Thursday, January 6 | 4:00 pm (HYBRID - ZOOM AND IN-PERSON)
BioScience Research Collaborative Room 282
Nathan Reticker-Flynn, PhD
Instructor, Department of Pathology
"Roles of systemic immunity in tumor metastasis and effective immunotherapy"
Abstract: The majority of cancer-associated deaths result from distant organ metastases rather than primary tumors, yet few therapies exist to treat this stage of disease. Recent advances in tumor immunotherapies, such as immune checkpoint blockade, have shown promise for patients with metastatic disease, yet most patients remain unresponsive to these treatments. Here, we investigate the roles of systemic immunity in metastatic progression and response to immunotherapies. We demonstrate that lymph node colonization plays a critical role in metastatic progression by imparting tumor-specific immune tolerance within the immune repertoire of the involved lymph nodes. This tolerance becomes systemic across the host and facilitates metastatic seeding of distant sites. Furthermore, using mouse models, mass cytometry, and systems approaches, we demonstrate that the generation of effective anti-tumor immune responses to immunotherapies requires systemic activation of immunity rather than reinvigoration of immune populations within the local tumor microenvrionment. Together, these findings demonstrate the critical roles of systemic immunity in promoting metastatic progression and driving responses to immunotherapy.
Nathan Reticker-Flynn is a Biomedical Engineer and tumor immunologist working at the interfaces of cancer metastasis, tumor evolution, adaptive immunity, and immuno-oncology. He received his PhD from the Massachusetts Institute of Technology while working with Dr.
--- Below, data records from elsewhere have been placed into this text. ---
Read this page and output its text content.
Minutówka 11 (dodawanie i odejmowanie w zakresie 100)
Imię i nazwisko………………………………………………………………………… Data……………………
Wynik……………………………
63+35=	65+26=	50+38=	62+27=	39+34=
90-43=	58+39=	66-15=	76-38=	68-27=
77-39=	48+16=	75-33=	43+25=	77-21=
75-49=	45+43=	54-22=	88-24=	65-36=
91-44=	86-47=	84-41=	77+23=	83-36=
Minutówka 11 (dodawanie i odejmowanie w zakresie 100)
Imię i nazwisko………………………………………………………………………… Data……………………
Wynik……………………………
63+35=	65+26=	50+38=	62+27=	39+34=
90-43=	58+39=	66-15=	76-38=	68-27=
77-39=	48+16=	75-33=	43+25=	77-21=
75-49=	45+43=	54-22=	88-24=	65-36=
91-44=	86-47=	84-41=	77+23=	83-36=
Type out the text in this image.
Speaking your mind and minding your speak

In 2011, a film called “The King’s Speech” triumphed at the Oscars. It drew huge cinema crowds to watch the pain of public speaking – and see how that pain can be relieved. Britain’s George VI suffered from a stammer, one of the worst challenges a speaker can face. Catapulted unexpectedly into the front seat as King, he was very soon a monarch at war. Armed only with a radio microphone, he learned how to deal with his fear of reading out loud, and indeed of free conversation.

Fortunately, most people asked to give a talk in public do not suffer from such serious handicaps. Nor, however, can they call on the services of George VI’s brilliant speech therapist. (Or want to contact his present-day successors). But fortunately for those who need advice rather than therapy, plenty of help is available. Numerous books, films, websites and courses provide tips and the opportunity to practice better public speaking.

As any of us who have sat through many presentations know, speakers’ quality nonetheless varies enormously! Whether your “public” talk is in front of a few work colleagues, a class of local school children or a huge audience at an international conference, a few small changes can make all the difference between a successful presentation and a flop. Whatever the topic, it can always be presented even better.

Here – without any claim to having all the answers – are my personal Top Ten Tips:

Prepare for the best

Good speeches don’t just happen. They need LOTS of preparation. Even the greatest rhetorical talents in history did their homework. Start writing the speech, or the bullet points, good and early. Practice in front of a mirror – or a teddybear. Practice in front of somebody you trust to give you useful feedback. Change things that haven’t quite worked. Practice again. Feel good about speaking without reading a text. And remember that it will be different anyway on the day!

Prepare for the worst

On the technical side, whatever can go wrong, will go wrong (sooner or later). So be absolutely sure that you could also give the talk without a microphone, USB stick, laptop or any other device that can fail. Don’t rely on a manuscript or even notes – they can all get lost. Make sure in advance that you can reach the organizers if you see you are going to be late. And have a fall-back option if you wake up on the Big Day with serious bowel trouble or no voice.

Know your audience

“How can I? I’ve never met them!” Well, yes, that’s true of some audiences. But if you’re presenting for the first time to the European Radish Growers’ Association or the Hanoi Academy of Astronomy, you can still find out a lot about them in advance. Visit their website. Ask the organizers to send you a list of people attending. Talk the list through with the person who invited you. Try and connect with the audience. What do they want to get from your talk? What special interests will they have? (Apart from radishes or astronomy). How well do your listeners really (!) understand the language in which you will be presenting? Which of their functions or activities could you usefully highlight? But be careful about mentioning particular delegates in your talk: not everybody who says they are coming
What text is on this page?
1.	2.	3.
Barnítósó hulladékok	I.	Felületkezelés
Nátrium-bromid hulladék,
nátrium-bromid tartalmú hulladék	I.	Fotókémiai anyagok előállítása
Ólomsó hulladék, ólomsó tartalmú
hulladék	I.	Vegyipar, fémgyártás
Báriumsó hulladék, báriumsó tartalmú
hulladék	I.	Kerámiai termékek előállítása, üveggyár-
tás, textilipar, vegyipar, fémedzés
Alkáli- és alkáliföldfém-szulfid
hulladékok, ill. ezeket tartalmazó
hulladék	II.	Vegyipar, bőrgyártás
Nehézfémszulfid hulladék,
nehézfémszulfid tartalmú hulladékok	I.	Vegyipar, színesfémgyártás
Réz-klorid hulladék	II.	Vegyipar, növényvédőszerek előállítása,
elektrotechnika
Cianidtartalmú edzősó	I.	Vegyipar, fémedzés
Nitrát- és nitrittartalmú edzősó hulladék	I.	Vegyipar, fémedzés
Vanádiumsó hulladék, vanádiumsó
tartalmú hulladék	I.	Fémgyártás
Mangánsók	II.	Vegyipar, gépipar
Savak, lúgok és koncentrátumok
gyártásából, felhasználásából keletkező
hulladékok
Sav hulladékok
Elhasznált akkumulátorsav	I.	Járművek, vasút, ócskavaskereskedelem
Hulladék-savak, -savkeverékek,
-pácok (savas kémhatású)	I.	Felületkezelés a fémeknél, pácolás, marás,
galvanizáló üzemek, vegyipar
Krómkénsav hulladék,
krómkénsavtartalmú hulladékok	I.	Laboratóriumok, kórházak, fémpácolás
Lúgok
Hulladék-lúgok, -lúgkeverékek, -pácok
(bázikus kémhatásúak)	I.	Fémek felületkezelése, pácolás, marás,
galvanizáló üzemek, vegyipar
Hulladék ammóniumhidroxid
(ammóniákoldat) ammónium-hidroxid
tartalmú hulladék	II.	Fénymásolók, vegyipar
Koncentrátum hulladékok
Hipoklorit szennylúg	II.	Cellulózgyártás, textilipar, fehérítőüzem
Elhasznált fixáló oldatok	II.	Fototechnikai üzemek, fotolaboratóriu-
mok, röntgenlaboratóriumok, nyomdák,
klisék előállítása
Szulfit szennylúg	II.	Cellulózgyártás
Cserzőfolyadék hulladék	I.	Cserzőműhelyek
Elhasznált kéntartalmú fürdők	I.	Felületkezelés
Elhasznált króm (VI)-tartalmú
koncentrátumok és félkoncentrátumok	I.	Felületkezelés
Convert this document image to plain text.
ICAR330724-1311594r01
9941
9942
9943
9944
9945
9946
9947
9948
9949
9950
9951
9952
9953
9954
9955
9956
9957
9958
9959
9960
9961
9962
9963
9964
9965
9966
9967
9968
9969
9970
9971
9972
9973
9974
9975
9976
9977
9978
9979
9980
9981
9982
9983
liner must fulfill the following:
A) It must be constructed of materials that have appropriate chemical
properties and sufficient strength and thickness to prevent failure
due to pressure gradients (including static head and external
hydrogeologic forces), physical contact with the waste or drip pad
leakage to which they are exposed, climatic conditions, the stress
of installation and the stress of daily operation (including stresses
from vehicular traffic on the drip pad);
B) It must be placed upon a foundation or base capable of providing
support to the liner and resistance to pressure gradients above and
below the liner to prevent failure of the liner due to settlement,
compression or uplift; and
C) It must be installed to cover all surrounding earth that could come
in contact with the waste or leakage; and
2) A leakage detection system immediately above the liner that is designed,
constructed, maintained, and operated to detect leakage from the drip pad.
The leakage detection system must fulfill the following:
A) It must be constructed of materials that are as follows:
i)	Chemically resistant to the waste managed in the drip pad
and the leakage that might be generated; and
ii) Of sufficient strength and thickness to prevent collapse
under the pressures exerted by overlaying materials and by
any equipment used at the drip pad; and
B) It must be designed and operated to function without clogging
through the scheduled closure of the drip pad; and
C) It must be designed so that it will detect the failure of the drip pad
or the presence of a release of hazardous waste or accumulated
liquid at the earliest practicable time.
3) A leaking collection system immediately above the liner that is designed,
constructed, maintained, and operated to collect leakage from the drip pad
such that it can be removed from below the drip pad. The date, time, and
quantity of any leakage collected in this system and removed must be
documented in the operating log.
Sangeeta Bhatia as part of the Harvard-MIT Division of Health Sciences and Technology. His doctoral studies focused upon developing technologies for interrogating interactions between tumors and extracellular matrix during metastatic progression. Using mouse models of lung adenocarcinoma, his studies revealed that metastatic cells alter their adhesion properties, preferentially binding to combinations of ECM containing fibronectin and a family of lectins known as galectins. These interactions are mediated through alterations in integrin expression as well as aberrant glycosylation, the latter of which confers an ability to interact with pro-tumorigenic myeloid populations within the metastatic niche. Dr. Reticker-Flynn performed his postdoctoral studies in the laboratory of Dr. Edgar Engleman at Stanford University School of Medicine. There, his work has focused on using systems approaches and mouse models to investigate tumor-immune interactions during metastasis and responses to immunotherapies. His discoveries include the revelation that effective immunotherapies require systemic activation of anti-tumor immunity and that lymph node metastases serve to reeducate adaptive immune responses in a manner that promotes distant metastasis. His work is funded through various NIH mechanisms as well as a METAvivor Early Career Investigator award.